Two other artifacts seemed particularly intriguing. Jake found a smashed altimeter in one pocket. The hand was missing from the dial, but you could see that the instrument had been specially calibrated for Everest, with a range from 20,000 feet to 30,000 feet. Inscribed on the back, in fine script, was “M.E.E. II” – for Mount Everest Expedition II. And in the vest pocket, we found a pair of goggles. The frames were bent, but the green glass was unbroken. It was Andy who came up with the possible significance of the goggles being in the pocket. To him, it argued that George had fallen after dusk. If it had been in the daytime, he would have been wearing the goggles, even on rock. He’d just had a vivid lesson in the consequences of taking them off during the day, when Teddy Norton got a terrible attack of snow blindness the night after his summit push on 4 June.

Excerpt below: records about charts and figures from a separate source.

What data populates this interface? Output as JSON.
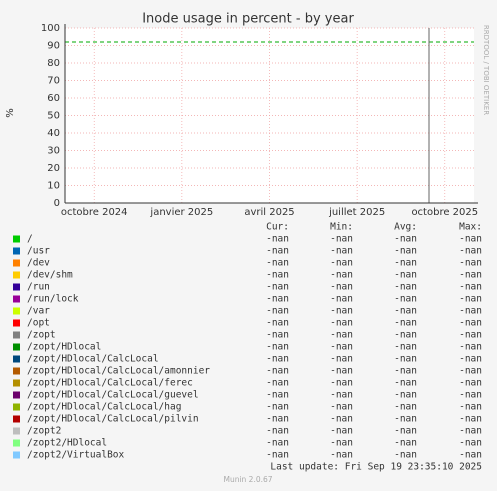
{
  "chart_data": {
    "type": "line",
    "title": "Inode usage in percent - by year",
    "ylabel": "%",
    "side_note": "RRDTOOL / TOBI OETIKER",
    "xlim": [
      "2024-09",
      "2025-11"
    ],
    "xticks": [
      {
        "value": "2024-10",
        "label": "octobre 2024"
      },
      {
        "value": "2025-01",
        "label": "janvier 2025"
      },
      {
        "value": "2025-04",
        "label": "avril 2025"
      },
      {
        "value": "2025-07",
        "label": "juillet 2025"
      },
      {
        "value": "2025-10",
        "label": "octobre 2025"
      }
    ],
    "ylim": [
      0,
      100
    ],
    "yticks": [
      0,
      10,
      20,
      30,
      40,
      50,
      60,
      70,
      80,
      90,
      100
    ],
    "grid": true,
    "hlines": [
      {
        "value": 92,
        "color": "#00aa00"
      }
    ],
    "columns": [
      "Cur:",
      "Min:",
      "Avg:",
      "Max:"
    ],
    "series": [
      {
        "name": "/",
        "color": "#00cc00",
        "stats": [
          "-nan",
          "-nan",
          "-nan",
          "-nan"
        ]
      },
      {
        "name": "/usr",
        "color": "#0066b3",
        "stats": [
          "-nan",
          "-nan",
          "-nan",
          "-nan"
        ]
      },
      {
        "name": "/dev",
        "color": "#ff8000",
        "stats": [
          "-nan",
          "-nan",
          "-nan",
          "-nan"
        ]
      },
      {
        "name": "/dev/shm",
        "color": "#ffcc00",
        "stats": [
          "-nan",
          "-nan",
          "-nan",
          "-nan"
        ]
      },
      {
        "name": "/run",
        "color": "#330099",
        "stats": [
          "-nan",
          "-nan",
          "-nan",
          "-nan"
        ]
      },
      {
        "name": "/run/lock",
        "color": "#990099",
        "stats": [
          "-nan",
          "-nan",
          "-nan",
          "-nan"
        ]
      },
      {
        "name": "/var",
        "color": "#ccff00",
        "stats": [
          "-nan",
          "-nan",
          "-nan",
          "-nan"
        ]
      },
      {
        "name": "/opt",
        "color": "#ff0000",
        "stats": [
          "-nan",
          "-nan",
          "-nan",
          "-nan"
        ]
      },
      {
        "name": "/zopt",
        "color": "#808080",
        "stats": [
          "-nan",
          "-nan",
          "-nan",
          "-nan"
        ]
      },
      {
        "name": "/zopt/HDlocal",
        "color": "#008f00",
        "stats": [
          "-nan",
          "-nan",
          "-nan",
          "-nan"
        ]
      },
      {
        "name": "/zopt/HDlocal/CalcLocal",
        "color": "#00487d",
        "stats": [
          "-nan",
          "-nan",
          "-nan",
          "-nan"
        ]
      },
      {
        "name": "/zopt/HDlocal/CalcLocal/amonnier",
        "color": "#b35a00",
        "stats": [
          "-nan",
          "-nan",
          "-nan",
          "-nan"
        ]
      },
      {
        "name": "/zopt/HDlocal/CalcLocal/ferec",
        "color": "#b38f00",
        "stats": [
          "-nan",
          "-nan",
          "-nan",
          "-nan"
        ]
      },
      {
        "name": "/zopt/HDlocal/CalcLocal/guevel",
        "color": "#6b006b",
        "stats": [
          "-nan",
          "-nan",
          "-nan",
          "-nan"
        ]
      },
      {
        "name": "/zopt/HDlocal/CalcLocal/hag",
        "color": "#8fb300",
        "stats": [
          "-nan",
          "-nan",
          "-nan",
          "-nan"
        ]
      },
      {
        "name": "/zopt/HDlocal/CalcLocal/pilvin",
        "color": "#b30000",
        "stats": [
          "-nan",
          "-nan",
          "-nan",
          "-nan"
        ]
      },
      {
        "name": "/zopt2",
        "color": "#bebebe",
        "stats": [
          "-nan",
          "-nan",
          "-nan",
          "-nan"
        ]
      },
      {
        "name": "/zopt2/HDlocal",
        "color": "#80ff80",
        "stats": [
          "-nan",
          "-nan",
          "-nan",
          "-nan"
        ]
      },
      {
        "name": "/zopt2/VirtualBox",
        "color": "#80c9ff",
        "stats": [
          "-nan",
          "-nan",
          "-nan",
          "-nan"
        ]
      }
    ],
    "last_update": "Last update: Fri Sep 19 23:35:10 2025",
    "footer": "Munin 2.0.67"
  }
}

As we removed each artifact, we put it carefully in a Ziploc bag. Andy volunteered to carry the objects down to Camp V. To some people, it may seem that taking George’s belongings with us was a violation. We even had a certain sense that we were disturbing the dead – I think that’s why we had hesitated to begin the excavation. But this was the explicit purpose of the expedition: to find Mallory and Irvine and to retrieve the artifacts and try to solve the mystery of what had happened on 8 June, 1924. I think we did the right thing.

As interesting as what we found was what we didn’t find. George had no backpack on, nor any trace of the frame that held the twin oxygen bottles. His only carrying sack was the little bag we found under his right biceps. He didn’t have any water bottle, or Thermos flask, which was what they used in ’24. He didn’t have a flashlight, because he’d forgotten to take it with him. We know this not from Odell, but from the 1933 party, who found the flashlight in the tent at the 1924 Camp VI.

And we didn’t find the camera. That was the great disappointment.

It was getting late – we’d already well overstayed our 2:00 p.m. turnaround. The last thing we gathered was a DNA sample, to analyse for absolute proof of the identity of the man we’d found. Simonson had received approval for this procedure beforehand from John Mallory, George’s only son, who’s seventy-nine and living in South Africa. I had agreed to do this job.

I cut an inch-and-a-half-square patch of skin off the right forearm. It wasn’t easy. I had to use the serrated blade on Dave’s utility knife. Cutting George’s skin was like cutting saddle leather, cured and hard.

Since the expedition, I’ve often wondered whether taking the tissue was a sacrilegious act. In Base Camp, I had volunteered for the task. On the mountain, I had no time to reflect whether or not this was the right thing to do.

We wanted to bury George, or at least to cover him up. There were rocks lying around, but not a lot that weren’t frozen in place. We formed a kind of bucket brigade, passing rocks down to the site.

Then Andy read, as a prayer of committal, Psalm 103: “As for man, his days are as grass: as a flower of the field, so he flourisheth. /For the wind passeth over it, and it is gone . . .”

We finally left at 4:00 p.m. I lingered a bit after the other four. The last thing I did was to leave a small Butterfinger candy bar in the rocks nearby, like a Buddhist offering. I said a sort of prayer for him, several times over.